The alternative approach of direct IL1 neutralisation would be to block an upstream mediator, which is generating IL1 production. This is what is attempted with the anti-TNFα directed treatment in RA patients. The basis for this approach is the claim that in human RA, TNFα is the driving force of IL1 in the synovial tissue.50 These are old observations with neutralising anti-TNF antibodies and cytokine production in pieces of RA synovial tissue in vitro, and additional support from similar findings in follow up studies of other groups is unfortunately lacking so far.
Samples from early stages of RA are now becoming available through arthroscopic biopsy specimens and blind small needle biopsy specimens. TNF and IL1 are not always found and mRNA expression of these cytokines does occur uncoupled.51 Immunostainings also identify variabe patterns in different RA patients.52 It is the impression from our own biopsy specimens that large variation exists in TNFα and IL1 immunolocalisation patterns in such samples from various RA patients. Moreover, our preliminary observations in biopsy specimens from RA patients, treated with fully humanised anti-TNFα antibodies, could not identify significant IL1 reduction in synovial cells.
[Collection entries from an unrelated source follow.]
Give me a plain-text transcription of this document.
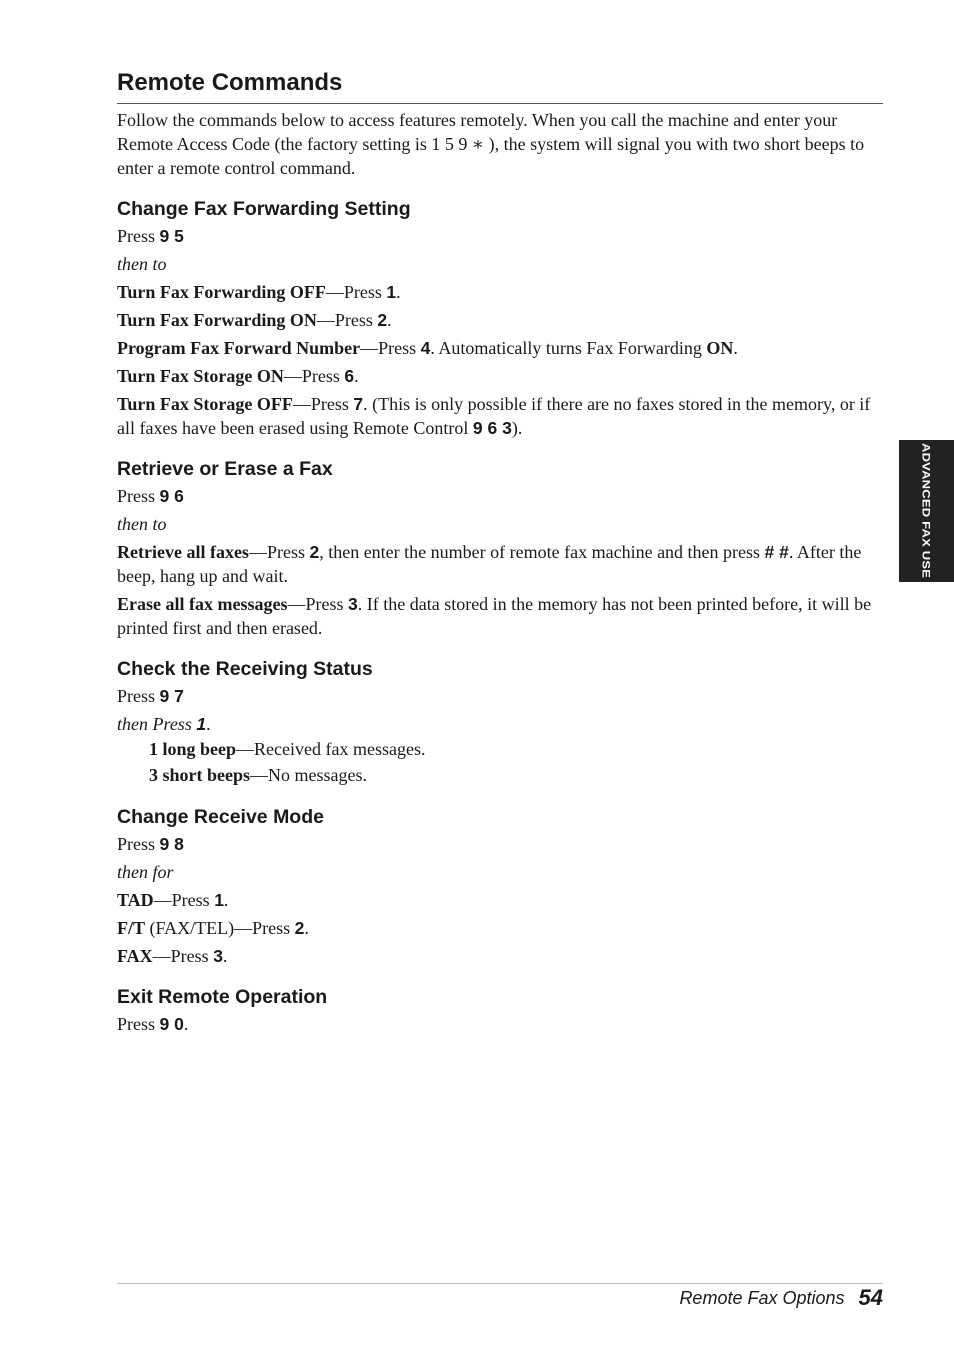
Remote Commands

Follow the commands below to access features remotely. When you call the machine and enter your Remote Access Code (the factory setting is 1 5 9 ∗ ), the system will signal you with two short beeps to enter a remote control command.

Change Fax Forwarding Setting

Press 9 5

then to

Turn Fax Forwarding OFF—Press 1.

Turn Fax Forwarding ON—Press 2.

Program Fax Forward Number—Press 4. Automatically turns Fax Forwarding ON.

Turn Fax Storage ON—Press 6.

Turn Fax Storage OFF—Press 7. (This is only possible if there are no faxes stored in the memory, or if all faxes have been erased using Remote Control 9 6 3).

Retrieve or Erase a Fax

Press 9 6

then to

Retrieve all faxes—Press 2, then enter the number of remote fax machine and then press # #. After the beep, hang up and wait.

Erase all fax messages—Press 3. If the data stored in the memory has not been printed before, it will be printed first and then erased.

Check the Receiving Status

Press 9 7

then Press 1.

1 long beep—Received fax messages.

3 short beeps—No messages.

Change Receive Mode

Press 9 8

then for

TAD—Press 1.

F/T (FAX/TEL)—Press 2.

FAX—Press 3.

Exit Remote Operation

Press 9 0.

ADVANCED FAX USE
Remote Fax Options 54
On the other hand, it is clear that the systemic anti-TNFα treatment does reduce IL1 mRNA in leucocytes in the circulation in most patients and provides impressive, symptomatic relief. Further studies are awaited to clarify the identity of the synovial reaction and the individual cytokine interplay in various RA patients. It is expected that we are dealing with a heterogeneous process, asking for tailor made treatment. For the time being, a double hit approach, touching both TNFα and IL1β seems warranted.